Maine is experiencing its worst hepatitis C virus (HCV) outbreak since the state began recording statistics on the liver disease in the early 1990s. Health experts attribute the rise in HCV cases to heroin use, the Portland Press Herald reports.

State health department officials report hep C prevalence has more than tripled in Maine since 2013—from nine to 31 cases of acute HCV in one year. Maine’s chronic hep C rate also increased by 25 percent, rising from 1,142 cases in 2010 to 1,425 in 2014.

The state’s Office of Substance Abuse reports that the number of patients seeking treatment for heroin addiction has also more than tripled, as has the number of self-identified heroin users, increasing from 1,400 people in 2012 to 4,218 currently.

Maine’s Centers for Disease Control and Prevention reports that an uptick in drug users sharing needles accounts for a large part of the outbreak. However, an increase in reporting of HCV prevalence in hospitals across the state could also be driving up the state’s statistics.

Along with the Appalachian region, New England has recently become a hotbed for heroin use in the United States, with national media reports showing similar drug spikes in Vermont, New Hampshire and Massachusetts.
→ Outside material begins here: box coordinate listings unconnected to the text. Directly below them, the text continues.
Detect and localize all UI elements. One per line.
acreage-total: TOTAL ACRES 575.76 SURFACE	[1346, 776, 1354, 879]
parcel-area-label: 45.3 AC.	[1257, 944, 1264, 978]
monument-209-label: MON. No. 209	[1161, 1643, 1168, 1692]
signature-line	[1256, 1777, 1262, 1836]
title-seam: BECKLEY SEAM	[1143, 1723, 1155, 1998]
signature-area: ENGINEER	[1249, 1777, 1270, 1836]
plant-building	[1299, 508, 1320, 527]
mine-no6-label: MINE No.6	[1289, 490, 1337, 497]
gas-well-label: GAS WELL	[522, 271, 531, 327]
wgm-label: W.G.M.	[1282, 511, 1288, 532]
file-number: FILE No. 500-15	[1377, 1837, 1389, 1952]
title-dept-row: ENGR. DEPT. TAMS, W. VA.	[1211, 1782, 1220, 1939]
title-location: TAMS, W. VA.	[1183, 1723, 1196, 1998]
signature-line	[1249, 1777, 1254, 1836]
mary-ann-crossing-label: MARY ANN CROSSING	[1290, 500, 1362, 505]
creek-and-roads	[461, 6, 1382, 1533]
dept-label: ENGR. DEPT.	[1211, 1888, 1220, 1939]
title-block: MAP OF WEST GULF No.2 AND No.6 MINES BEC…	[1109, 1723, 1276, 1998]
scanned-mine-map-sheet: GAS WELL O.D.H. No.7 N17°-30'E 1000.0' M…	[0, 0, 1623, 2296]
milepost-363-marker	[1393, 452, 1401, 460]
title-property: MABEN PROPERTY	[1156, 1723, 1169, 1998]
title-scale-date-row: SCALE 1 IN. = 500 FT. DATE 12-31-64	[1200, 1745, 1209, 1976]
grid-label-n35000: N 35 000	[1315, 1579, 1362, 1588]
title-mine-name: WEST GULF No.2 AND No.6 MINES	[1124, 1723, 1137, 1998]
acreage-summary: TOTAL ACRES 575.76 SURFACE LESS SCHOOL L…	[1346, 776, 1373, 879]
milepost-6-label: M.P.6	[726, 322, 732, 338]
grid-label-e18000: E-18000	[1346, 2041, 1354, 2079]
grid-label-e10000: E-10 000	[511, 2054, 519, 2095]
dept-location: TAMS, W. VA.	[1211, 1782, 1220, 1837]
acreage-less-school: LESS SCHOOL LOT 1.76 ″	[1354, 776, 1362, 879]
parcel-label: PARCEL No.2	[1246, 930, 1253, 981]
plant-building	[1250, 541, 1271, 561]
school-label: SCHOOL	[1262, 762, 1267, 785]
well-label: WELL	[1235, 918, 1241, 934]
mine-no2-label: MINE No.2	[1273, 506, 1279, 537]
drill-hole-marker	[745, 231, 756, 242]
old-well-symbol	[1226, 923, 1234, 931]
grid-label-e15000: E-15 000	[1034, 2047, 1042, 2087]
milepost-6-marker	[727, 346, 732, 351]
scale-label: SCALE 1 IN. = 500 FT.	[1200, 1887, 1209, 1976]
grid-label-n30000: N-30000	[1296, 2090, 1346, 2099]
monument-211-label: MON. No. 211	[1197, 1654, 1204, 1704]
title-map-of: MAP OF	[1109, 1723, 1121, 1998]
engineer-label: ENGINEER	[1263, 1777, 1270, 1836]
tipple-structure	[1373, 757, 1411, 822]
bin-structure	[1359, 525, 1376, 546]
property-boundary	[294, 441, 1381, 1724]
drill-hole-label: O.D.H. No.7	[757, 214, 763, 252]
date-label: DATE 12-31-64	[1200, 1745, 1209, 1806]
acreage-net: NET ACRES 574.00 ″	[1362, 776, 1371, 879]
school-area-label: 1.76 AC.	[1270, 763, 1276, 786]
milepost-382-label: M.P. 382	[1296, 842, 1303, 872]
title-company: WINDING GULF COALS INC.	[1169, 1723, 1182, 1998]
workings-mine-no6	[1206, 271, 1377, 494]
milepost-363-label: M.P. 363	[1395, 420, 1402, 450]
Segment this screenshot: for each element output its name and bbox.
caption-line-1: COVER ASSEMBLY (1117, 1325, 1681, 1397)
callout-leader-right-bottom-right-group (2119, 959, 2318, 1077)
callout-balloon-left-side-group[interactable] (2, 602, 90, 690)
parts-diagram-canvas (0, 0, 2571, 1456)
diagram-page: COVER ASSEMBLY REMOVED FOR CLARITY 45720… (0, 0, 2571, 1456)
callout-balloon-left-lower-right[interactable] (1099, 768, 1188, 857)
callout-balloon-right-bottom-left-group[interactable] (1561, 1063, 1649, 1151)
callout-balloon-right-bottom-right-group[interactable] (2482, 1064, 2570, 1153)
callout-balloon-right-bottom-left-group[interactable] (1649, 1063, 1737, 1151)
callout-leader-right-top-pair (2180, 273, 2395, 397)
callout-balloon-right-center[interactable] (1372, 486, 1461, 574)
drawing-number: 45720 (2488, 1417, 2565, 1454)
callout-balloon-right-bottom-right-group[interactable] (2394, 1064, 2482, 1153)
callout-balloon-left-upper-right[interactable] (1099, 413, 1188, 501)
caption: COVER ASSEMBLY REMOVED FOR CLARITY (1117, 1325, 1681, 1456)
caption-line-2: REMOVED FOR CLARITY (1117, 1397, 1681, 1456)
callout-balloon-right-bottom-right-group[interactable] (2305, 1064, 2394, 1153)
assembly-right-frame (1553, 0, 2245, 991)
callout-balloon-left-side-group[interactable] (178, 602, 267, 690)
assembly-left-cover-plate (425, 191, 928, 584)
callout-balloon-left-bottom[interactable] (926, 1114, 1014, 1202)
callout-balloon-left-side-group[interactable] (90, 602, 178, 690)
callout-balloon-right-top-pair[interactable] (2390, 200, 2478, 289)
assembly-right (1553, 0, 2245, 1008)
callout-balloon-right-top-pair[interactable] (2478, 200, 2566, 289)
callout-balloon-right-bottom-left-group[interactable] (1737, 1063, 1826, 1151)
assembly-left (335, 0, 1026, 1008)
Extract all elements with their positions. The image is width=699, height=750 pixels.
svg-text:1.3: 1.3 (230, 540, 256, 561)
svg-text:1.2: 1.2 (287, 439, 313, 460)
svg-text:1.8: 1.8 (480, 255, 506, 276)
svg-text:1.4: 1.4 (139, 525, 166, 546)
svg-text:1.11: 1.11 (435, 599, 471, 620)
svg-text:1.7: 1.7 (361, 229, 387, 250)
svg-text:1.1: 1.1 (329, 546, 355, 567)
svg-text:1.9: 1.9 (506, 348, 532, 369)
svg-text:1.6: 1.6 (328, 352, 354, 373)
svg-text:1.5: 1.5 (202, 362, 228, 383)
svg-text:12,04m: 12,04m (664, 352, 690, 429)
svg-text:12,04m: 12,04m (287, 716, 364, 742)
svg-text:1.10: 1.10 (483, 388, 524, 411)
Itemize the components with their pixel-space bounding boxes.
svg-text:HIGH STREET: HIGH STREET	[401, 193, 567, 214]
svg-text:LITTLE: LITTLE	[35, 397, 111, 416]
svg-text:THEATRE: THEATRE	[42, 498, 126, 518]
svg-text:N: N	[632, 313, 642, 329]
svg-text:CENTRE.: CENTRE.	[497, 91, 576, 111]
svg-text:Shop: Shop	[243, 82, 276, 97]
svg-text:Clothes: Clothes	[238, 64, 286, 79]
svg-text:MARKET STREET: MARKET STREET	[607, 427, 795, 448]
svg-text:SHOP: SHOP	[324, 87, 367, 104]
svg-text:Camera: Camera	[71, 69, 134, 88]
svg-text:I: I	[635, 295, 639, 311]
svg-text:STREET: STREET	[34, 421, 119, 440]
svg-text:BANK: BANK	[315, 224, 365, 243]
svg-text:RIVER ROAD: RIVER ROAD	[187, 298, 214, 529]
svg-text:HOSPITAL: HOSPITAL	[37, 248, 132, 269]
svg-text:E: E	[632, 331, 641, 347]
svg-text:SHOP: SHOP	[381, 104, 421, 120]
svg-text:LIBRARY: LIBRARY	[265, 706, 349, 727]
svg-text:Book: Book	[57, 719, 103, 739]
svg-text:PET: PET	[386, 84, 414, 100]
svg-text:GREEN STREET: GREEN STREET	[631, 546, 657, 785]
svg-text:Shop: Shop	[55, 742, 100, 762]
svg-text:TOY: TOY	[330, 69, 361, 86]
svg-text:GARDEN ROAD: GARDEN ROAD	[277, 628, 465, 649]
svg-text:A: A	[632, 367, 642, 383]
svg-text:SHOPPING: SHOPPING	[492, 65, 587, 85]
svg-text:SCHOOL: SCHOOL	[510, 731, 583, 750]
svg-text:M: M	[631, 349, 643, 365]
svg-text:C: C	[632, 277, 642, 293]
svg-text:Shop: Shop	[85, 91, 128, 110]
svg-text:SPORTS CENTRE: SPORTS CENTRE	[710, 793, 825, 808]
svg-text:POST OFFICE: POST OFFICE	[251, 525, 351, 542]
Many users are young, white and living in rural or suburban areas; they start off with prescription painkillers like Oxycontin or Hydrocodone before switching over to the street drug.

Maine’s health department plans to continue community outreach efforts in five needle exchange locations across the state, and will also be promoting a “no-cost” hep C screening to help quell the epidemic. However, Maine health officials warn HCV treatment options, especially for low-income addicts, remain scarce across the state.